Yoga is programming, an installation of a lifestyle that practitioners eat, live and dress by. Unfortunately, the community can also become devoted at the exclusion of other experiences.

Yet nature thrives in diversity. My detox taught me that I love diversity, too.

WHAT I LEARNED IN 10 WEEKS of ABSTINENCE

Certainty is not truth. Through certainly, we close to new experiences and possibilities. No matter how much we love a method or path, when we become certain, it’s best to question.

We evolve toward meaningful relationship. This means being more engaged with our world. Like-mindedness and exclusivity wear thin. Yoga and other methodologies can be myopic, gathering cliques or, at worst, cults. It’s good to outgrow yogic isolation: An entire world waits beyond the green drink set.

The Universe in on our side. Cheering us on, always supporting our evolution, even during jazz aerobics.

Be open to learning, always. Yoga is skill in action, according to the Bhagavad Gita, a central yogic text. If I adhere to the teachings with rigid finality, I become slave to the method.

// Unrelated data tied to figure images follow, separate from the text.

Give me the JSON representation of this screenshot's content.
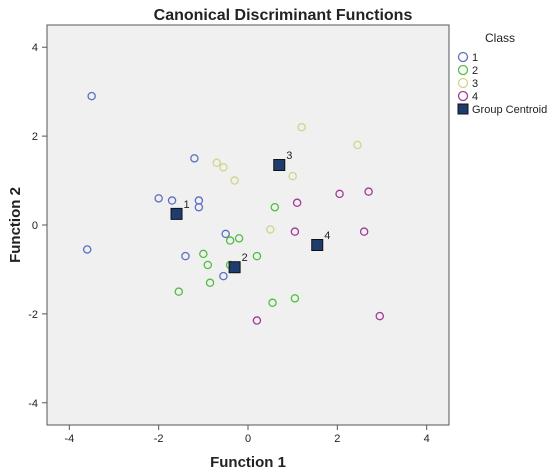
{
  "chart_data": {
    "type": "scatter",
    "title": "Canonical Discriminant Functions",
    "xlabel": "Function 1",
    "ylabel": "Function 2",
    "xlim": [
      -4.5,
      4.5
    ],
    "ylim": [
      -4.5,
      4.5
    ],
    "x_ticks": [
      "-4",
      "-2",
      "0",
      "2",
      "4"
    ],
    "y_ticks": [
      "4",
      "2",
      "0",
      "-2",
      "-4"
    ],
    "grid": false,
    "legend": {
      "title": "Class",
      "placement": "right",
      "entries": [
        "1",
        "2",
        "3",
        "4",
        "Group Centroid"
      ]
    },
    "colors": {
      "plot_background": "#f0f0f0",
      "class_1": "#5b6fc4",
      "class_2": "#4fbf3f",
      "class_3": "#d3d48a",
      "class_4": "#a23a95",
      "centroid_fill": "#1f3c6e"
    },
    "series": [
      {
        "name": "1",
        "x": [
          -3.5,
          -3.6,
          -1.2,
          -2.0,
          -1.7,
          -1.1,
          -1.1,
          -0.5,
          -1.4,
          -0.55
        ],
        "y": [
          2.9,
          -0.55,
          1.5,
          0.6,
          0.55,
          0.55,
          0.4,
          -0.2,
          -0.7,
          -1.15
        ]
      },
      {
        "name": "2",
        "x": [
          -0.4,
          -0.2,
          -0.4,
          -1.0,
          -0.9,
          -0.85,
          -1.55,
          0.2,
          0.6,
          0.55,
          1.05
        ],
        "y": [
          -0.35,
          -0.3,
          -0.9,
          -0.65,
          -0.9,
          -1.3,
          -1.5,
          -0.7,
          0.4,
          -1.75,
          -1.65
        ]
      },
      {
        "name": "3",
        "x": [
          -0.7,
          -0.55,
          -0.3,
          1.2,
          1.0,
          0.5,
          2.45
        ],
        "y": [
          1.4,
          1.3,
          1.0,
          2.2,
          1.1,
          -0.1,
          1.8
        ]
      },
      {
        "name": "4",
        "x": [
          1.1,
          1.05,
          2.05,
          2.7,
          2.6,
          2.95,
          0.2
        ],
        "y": [
          0.5,
          -0.15,
          0.7,
          0.75,
          -0.15,
          -2.05,
          -2.15
        ]
      }
    ],
    "centroids": [
      {
        "label": "1",
        "x": -1.6,
        "y": 0.25
      },
      {
        "label": "2",
        "x": -0.3,
        "y": -0.95
      },
      {
        "label": "3",
        "x": 0.7,
        "y": 1.35
      },
      {
        "label": "4",
        "x": 1.55,
        "y": -0.45
      }
    ]
  }
}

Yoga, ultimately, encourages us to let go of the method and evolve into freedom. I would rather be free than be identified as a yogi.

Humility and curiosity work well together. Upon an awkward encounter with cardiotone, I quickly settled into humility. Soon, curiosity followed as I noticed a petite woman in the front row 20 years my senior. She moved with confidence and ease. Buoyed by curiosity, I followed her steps. Sort of.

Disassociation is a plague within the yoga tradition. Mindfulness is a constant return to the senses, to embodiment within the present moment. If you are a trauma survivor (where disassociation seems second nature), mindfulness is the preferred practice, a constant return to being here and now, to being authentic. Stay tuned for my next blog post on this topic.

Yoga teachings support a yoga detox. Yoga teaches that clarity, ease and joy are found within the alignment to our true nature. Yoga is a powerful way to study until our thoughts, words and actions become aligned and we break free of the methodology itself.

I will continue to draw from yoga for inspiration. The richness of life is found within the balance of observing thoughts and witnessing suffering, while engaging with the world and enjoying a myriad of experiences.

Yoga at its essence is self-sacrificial. It asks that we ultimately break free of the method. And Live. Fully.